PARTE I DO MUNDO FILMÁVEL

3. D ISPOSITIVOS E FENÓMENOS QUE PRECEDERAM A UTILIDADE DA

3.2 Da virada fílmica – câmara-mão e a artialização do olhar

Flusser diria que a democratização das câmaras-mão, mais que concretizar o desejo de Alexandre Astruc por uma camera-stylo de cujas possibilidades pensantes o cinema-espectáculo passou ao lado30, veio repor a relação da mão com o polegar que, «em oposição aos outros dedos», é o que «caracteriza a existência humana no mundo» (Flusser, 2010: 101), pois é através das coisas que ‘agarramos’ com o intuito de as transformar, que os seres humanos, desde sempre, «se relacionam com o mundo-ambiente que os rodeia, modificando-o» (ibid.).

Voltamos a esta concepção da ‘mão’ para reforçar o nosso neologismo: a

câmara-mão. Se, para Crary, foi a televisão que introduziu um novo paradigma de

percepção acrítica e passiva, quanto a nós, foram as câmaras portáteis que adensaram esta ilusão de relacionamento com um mundo-ambiente que nos rodeia, através do seu sentido ‘táctil’, como modo de percepção hipersubjectivo.
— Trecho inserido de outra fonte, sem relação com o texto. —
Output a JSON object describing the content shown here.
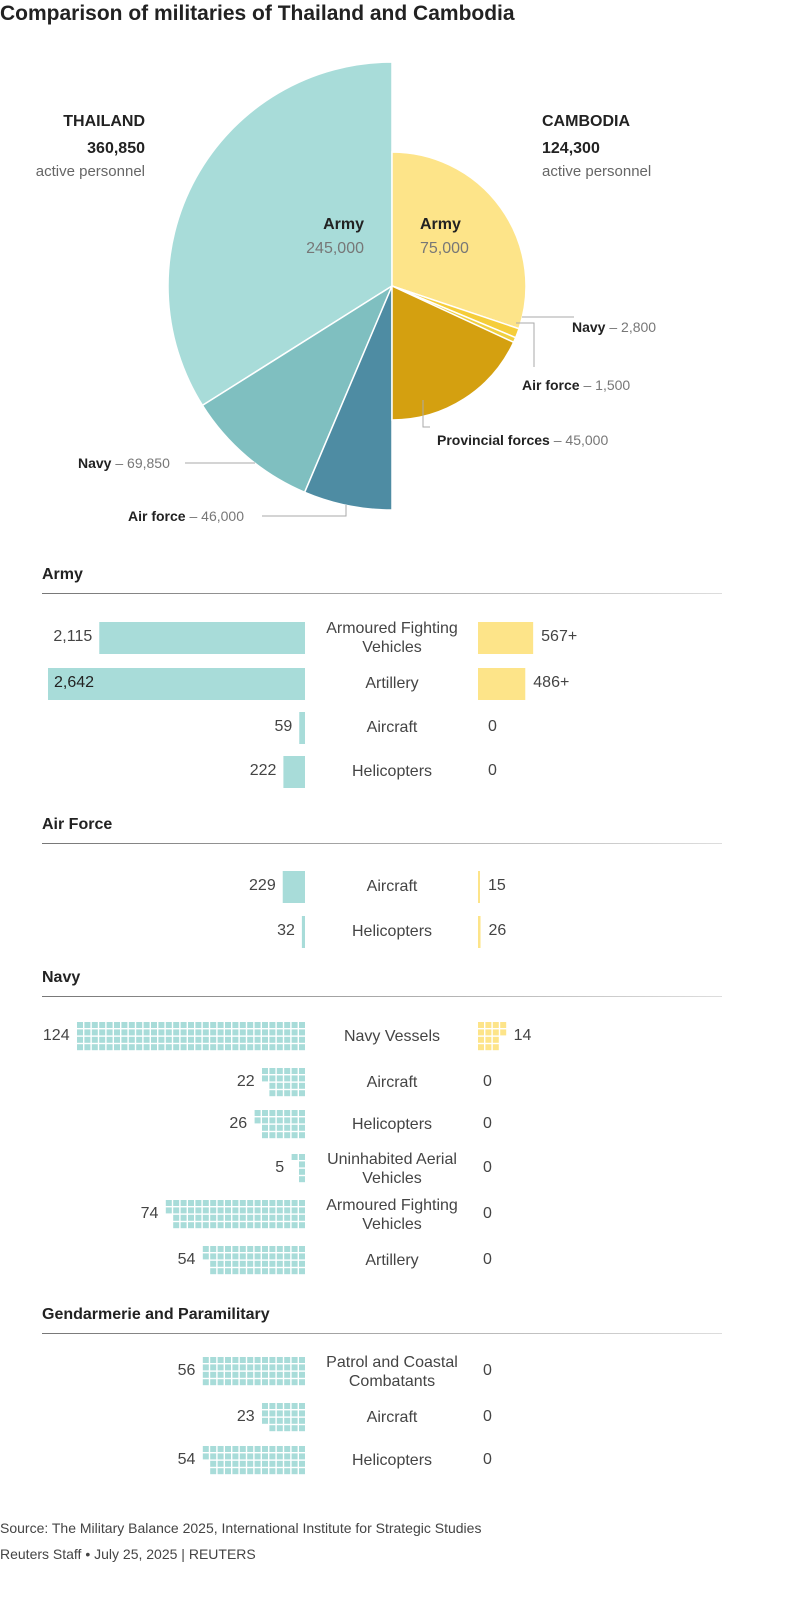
{
  "title": "Comparison of militaries of Thailand and Cambodia",
  "chart_data": [
    {
      "type": "pie",
      "subtype": "half-pie",
      "country": "THAILAND",
      "total": "360,850",
      "total_label": "active personnel",
      "color_scheme": [
        "#a8dcd9",
        "#7fbfc0",
        "#4e8ca3"
      ],
      "slices": [
        {
          "name": "Army",
          "value": 245000,
          "label": "245,000"
        },
        {
          "name": "Navy",
          "value": 69850,
          "label": "69,850"
        },
        {
          "name": "Air force",
          "value": 46000,
          "label": "46,000"
        }
      ]
    },
    {
      "type": "pie",
      "subtype": "half-pie",
      "country": "CAMBODIA",
      "total": "124,300",
      "total_label": "active personnel",
      "color_scheme": [
        "#fde489",
        "#f5cd3a",
        "#f0d040",
        "#d4a010"
      ],
      "slices": [
        {
          "name": "Army",
          "value": 75000,
          "label": "75,000"
        },
        {
          "name": "Navy",
          "value": 2800,
          "label": "2,800"
        },
        {
          "name": "Air force",
          "value": 1500,
          "label": "1,500"
        },
        {
          "name": "Provincial forces",
          "value": 45000,
          "label": "45,000"
        }
      ]
    },
    {
      "type": "bar",
      "orientation": "diverging-horizontal",
      "series_colors": {
        "Thailand": "#a8dcd9",
        "Cambodia": "#fde489"
      },
      "sections": [
        {
          "name": "Army",
          "style": "bar",
          "rows": [
            {
              "category": "Armoured Fighting Vehicles",
              "thailand": 2115,
              "thailand_label": "2,115",
              "cambodia": 567,
              "cambodia_label": "567+"
            },
            {
              "category": "Artillery",
              "thailand": 2642,
              "thailand_label": "2,642",
              "cambodia": 486,
              "cambodia_label": "486+"
            },
            {
              "category": "Aircraft",
              "thailand": 59,
              "thailand_label": "59",
              "cambodia": 0,
              "cambodia_label": "0"
            },
            {
              "category": "Helicopters",
              "thailand": 222,
              "thailand_label": "222",
              "cambodia": 0,
              "cambodia_label": "0"
            }
          ]
        },
        {
          "name": "Air Force",
          "style": "bar",
          "rows": [
            {
              "category": "Aircraft",
              "thailand": 229,
              "thailand_label": "229",
              "cambodia": 15,
              "cambodia_label": "15"
            },
            {
              "category": "Helicopters",
              "thailand": 32,
              "thailand_label": "32",
              "cambodia": 26,
              "cambodia_label": "26"
            }
          ]
        },
        {
          "name": "Navy",
          "style": "waffle",
          "rows": [
            {
              "category": "Navy Vessels",
              "thailand": 124,
              "thailand_label": "124",
              "cambodia": 14,
              "cambodia_label": "14"
            },
            {
              "category": "Aircraft",
              "thailand": 22,
              "thailand_label": "22",
              "cambodia": 0,
              "cambodia_label": "0"
            },
            {
              "category": "Helicopters",
              "thailand": 26,
              "thailand_label": "26",
              "cambodia": 0,
              "cambodia_label": "0"
            },
            {
              "category": "Uninhabited Aerial Vehicles",
              "thailand": 5,
              "thailand_label": "5",
              "cambodia": 0,
              "cambodia_label": "0"
            },
            {
              "category": "Armoured Fighting Vehicles",
              "thailand": 74,
              "thailand_label": "74",
              "cambodia": 0,
              "cambodia_label": "0"
            },
            {
              "category": "Artillery",
              "thailand": 54,
              "thailand_label": "54",
              "cambodia": 0,
              "cambodia_label": "0"
            }
          ]
        },
        {
          "name": "Gendarmerie and Paramilitary",
          "style": "waffle",
          "rows": [
            {
              "category": "Patrol and Coastal Combatants",
              "thailand": 56,
              "thailand_label": "56",
              "cambodia": 0,
              "cambodia_label": "0"
            },
            {
              "category": "Aircraft",
              "thailand": 23,
              "thailand_label": "23",
              "cambodia": 0,
              "cambodia_label": "0"
            },
            {
              "category": "Helicopters",
              "thailand": 54,
              "thailand_label": "54",
              "cambodia": 0,
              "cambodia_label": "0"
            }
          ]
        }
      ]
    }
  ],
  "footer": {
    "source": "Source: The Military Balance 2025, International Institute for Strategic Studies",
    "credit": "Reuters Staff • July 25, 2025 | REUTERS"
  }
}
Afinal, desde Lascaux que a possibilidade de representarmos o mundo com a mão se revela a pedra de toque de um desejo demiúrgico, tão próprio do ser humano, que, no processo, se esquece que está só dentro de uma caverna a fazer/ olhar para imagens.

Foi também no seguimento da década de 80 do século XX que o interesse crescente numa ‘virada subjectiva’, no caso cinematográfico, se fez sentir nos círculos académicos e críticos. No entendimento de Iván Álvarez (2015), esta virada caracteriza com profundidade um pós-modernismo cinematográfico associado às aliciantes possibilidades técnicas das novas câmaras de filmar:

[…] the subjective turn of documentary film can be considered and adaptation of contemporary non-fiction filmmakers to the postmodern Zeitgeist. […] Hence postmodern cinematic representations of the historical world primarily focus on our perception of it, that is, on the subject and not on the object, or more exactly on the object (the historical world) through the subject (the filmmaker). (p. 25)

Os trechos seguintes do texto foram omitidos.